Primary role in dissertation:
- establish non-fine-tuned reference metrics,
- isolate prompting gains before QLoRA,
- provide controlled inputs for later paired comparisons.

This notebook runs the VA/EX baseline over `data/classicmodels_test_200.json` and saves outputs under `results/baseline/`.

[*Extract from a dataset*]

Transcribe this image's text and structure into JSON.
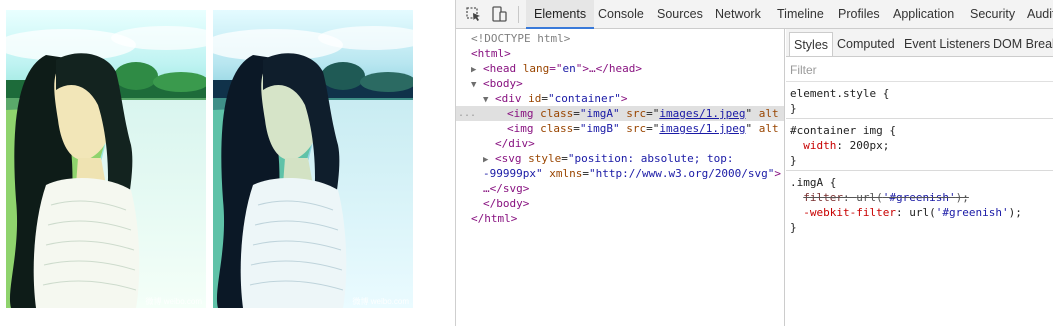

Run this setup in a fresh GPU runtime, then restart before continuing.

In [None]:
%%bash
set -e
export PIP_DEFAULT_TIMEOUT=120

# Clean conflicting preinstalls
pip uninstall -y torch torchvision torchaudio bitsandbytes triton transformers accelerate peft trl datasets numpy pandas fsspec requests google-auth scipy scikit-learn || true

# Base deps
pip install -q --no-cache-dir --force-reinstall \
  numpy==1.26.4 pandas==2.2.1 scipy scikit-learn \
  fsspec==2024.5.0 requests==2.31.0 google-auth==2.43.0

# Torch + CUDA 12.1
pip install -q --no-cache-dir --force-reinstall \
  torch==2.3.1+cu121 torchvision==0.18.1+cu121 torchaudio==2.3.1+cu121 \
  --index-url https://download.pytorch.org/whl/cu121

# bitsandbytes + triton + HF stack
pip install -q --no-cache-dir --force-reinstall \
  bitsandbytes==0.43.3 triton==2.3.1 \
  transformers==4.44.2 accelerate==0.33.0 peft==0.17.0 trl==0.9.6 datasets==2.20.0

echo "Setup complete. Restart runtime once, then run the rest of the notebook top-to-bottom."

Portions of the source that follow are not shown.